Я никогда ничего плохого о Сталине не слышал тогда. Наоборот, все его хвалили, и я не разобрался. Мне надо было бы попробовать сыграть его роль, может быть, тогда я почувствовал бы, что это за зверь. Я не любил свою школу, учителя казались мне ничтожными людьми, маленькими деспотами, но я не знал тогда, какая пропасть лежит между людьми, мне надо было прожить еще сорок лет, чтобы понять это.

Тогда же они учили меня жить, и это была их профессия. Они не хотели, чтобы я продолжал заниматься в драмкружке, так как это отвлекает меня от того, чему они желают меня научить. Школьные дневники мои были испещрены угрозами, призывами к родителям обратить внимание на сына: «дерзит», «грубит» и т. д.

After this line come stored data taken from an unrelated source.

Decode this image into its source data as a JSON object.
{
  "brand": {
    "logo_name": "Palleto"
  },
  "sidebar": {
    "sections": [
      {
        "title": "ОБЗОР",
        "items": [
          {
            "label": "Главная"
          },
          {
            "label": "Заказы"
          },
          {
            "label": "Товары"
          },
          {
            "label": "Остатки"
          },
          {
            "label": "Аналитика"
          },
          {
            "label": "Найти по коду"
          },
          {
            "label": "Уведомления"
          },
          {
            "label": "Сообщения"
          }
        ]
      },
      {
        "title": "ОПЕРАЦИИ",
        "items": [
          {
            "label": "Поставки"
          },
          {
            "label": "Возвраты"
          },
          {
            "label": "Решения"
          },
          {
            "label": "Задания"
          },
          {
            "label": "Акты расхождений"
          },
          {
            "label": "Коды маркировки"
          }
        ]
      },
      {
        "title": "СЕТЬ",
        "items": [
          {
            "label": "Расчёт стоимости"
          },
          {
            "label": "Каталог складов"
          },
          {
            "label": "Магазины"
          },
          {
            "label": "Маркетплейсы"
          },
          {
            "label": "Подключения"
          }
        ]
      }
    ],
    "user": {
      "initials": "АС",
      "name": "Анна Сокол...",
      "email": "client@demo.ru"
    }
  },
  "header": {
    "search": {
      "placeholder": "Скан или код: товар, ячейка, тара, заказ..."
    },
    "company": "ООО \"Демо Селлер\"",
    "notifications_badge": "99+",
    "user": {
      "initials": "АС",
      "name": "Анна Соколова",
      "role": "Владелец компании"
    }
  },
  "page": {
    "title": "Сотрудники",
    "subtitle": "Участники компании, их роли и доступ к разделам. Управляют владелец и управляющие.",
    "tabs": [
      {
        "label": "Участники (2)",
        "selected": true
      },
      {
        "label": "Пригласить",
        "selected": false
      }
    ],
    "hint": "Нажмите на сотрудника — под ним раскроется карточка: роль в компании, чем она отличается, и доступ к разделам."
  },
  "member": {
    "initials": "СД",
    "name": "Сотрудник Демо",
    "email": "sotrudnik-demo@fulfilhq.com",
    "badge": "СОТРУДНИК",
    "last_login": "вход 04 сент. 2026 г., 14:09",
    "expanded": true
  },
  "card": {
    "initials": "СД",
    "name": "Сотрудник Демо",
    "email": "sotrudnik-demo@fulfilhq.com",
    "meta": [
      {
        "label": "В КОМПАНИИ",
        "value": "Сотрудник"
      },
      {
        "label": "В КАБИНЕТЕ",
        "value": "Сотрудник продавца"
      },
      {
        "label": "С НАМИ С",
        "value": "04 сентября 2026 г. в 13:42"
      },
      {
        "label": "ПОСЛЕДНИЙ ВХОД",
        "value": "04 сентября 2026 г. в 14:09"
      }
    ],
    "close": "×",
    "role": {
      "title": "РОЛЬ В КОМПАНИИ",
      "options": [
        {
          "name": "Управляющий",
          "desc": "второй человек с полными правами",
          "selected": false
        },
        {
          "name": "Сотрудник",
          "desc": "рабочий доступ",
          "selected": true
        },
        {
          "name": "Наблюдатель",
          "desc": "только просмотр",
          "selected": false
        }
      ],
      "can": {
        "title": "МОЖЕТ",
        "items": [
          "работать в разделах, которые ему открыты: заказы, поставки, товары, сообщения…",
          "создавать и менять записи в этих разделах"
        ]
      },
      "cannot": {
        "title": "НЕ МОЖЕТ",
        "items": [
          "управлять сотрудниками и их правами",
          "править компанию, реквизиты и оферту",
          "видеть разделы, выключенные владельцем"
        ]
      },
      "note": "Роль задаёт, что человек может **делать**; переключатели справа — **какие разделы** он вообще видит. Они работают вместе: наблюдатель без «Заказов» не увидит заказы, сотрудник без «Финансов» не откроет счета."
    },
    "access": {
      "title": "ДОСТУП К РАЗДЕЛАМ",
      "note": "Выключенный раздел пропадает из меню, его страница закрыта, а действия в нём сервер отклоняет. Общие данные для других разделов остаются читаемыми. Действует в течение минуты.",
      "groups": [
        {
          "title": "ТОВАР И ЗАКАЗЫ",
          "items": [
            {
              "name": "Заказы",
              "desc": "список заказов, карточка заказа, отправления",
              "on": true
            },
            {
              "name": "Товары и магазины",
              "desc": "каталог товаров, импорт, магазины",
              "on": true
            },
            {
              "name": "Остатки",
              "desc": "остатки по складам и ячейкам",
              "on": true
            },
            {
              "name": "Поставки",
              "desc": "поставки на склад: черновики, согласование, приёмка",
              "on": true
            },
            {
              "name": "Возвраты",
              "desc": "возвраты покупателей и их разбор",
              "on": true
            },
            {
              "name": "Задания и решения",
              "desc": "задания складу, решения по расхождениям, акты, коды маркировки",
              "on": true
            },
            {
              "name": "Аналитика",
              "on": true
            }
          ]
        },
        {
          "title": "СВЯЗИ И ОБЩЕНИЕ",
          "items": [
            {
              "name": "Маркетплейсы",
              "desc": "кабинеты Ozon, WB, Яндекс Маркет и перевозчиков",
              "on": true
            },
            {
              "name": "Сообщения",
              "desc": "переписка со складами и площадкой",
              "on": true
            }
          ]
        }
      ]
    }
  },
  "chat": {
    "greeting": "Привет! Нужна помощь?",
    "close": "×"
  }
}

Нервные двойки и колы в четыре клетки на каждой странице…

Отец всякий раз строго беседовал со мной, обещал «всыпать ремня», но никогда не бил, один раз только замахнулся. «Всыпать ремня» – это совершенно крестьянское выражение, происходит, по-видимому, из Петушков, где мой дедушка, наверное, своим детям это самое «всыпал». Отцу было неприятно, что я торчу в школе на плохом счету. Его политика была – сидеть тихо, так как во время войны он «выпал в осадок», тогда как все другие текли «на тот свет». Если бы он был военнопленный, с ним ясно было бы что, расстрелять или заморить в лагерях, но он прокрутился на острие и явился своим ходом в Сибирь, где легче затеряться было. Он ничего плохого не сделал, но загадочность его появления в Сибири в 1943 году была достаточна для того, чтобы отправить его на тот свет (на всякий случай). Но Сталин был занят более важными делами тогда. Конечно, он явился в Сибирь без партийного билета: естественно, его пришлось потерять во время его приключений в оккупированных деревнях. В общем, как отец добрался до совхоза «Маяк», эту тайну он унес в могилу. Факт тот, что он выбрался из оккупированных деревень труднопроходимыми лесами.

Благодаря моему «хулиганству» в школе на отца ложилось подозрение, что он плохо меня воспитывает.

Вот так мы и жили. Иногда между отцом и матерью происходили ужасные сцены. Больше всего меня ужасали истерики матери, которые оставили глубокий след в моей душе.

Однако с театра военных действий возвратимся… в драматический театр. Апогеем успеха и вершиной моей карьеры актера был спектакль «Юбилей» по одноименной пьесе-юмореске Чехова. Я играл роль старого бухгалтера Хирина. Это было в конце 1954 года.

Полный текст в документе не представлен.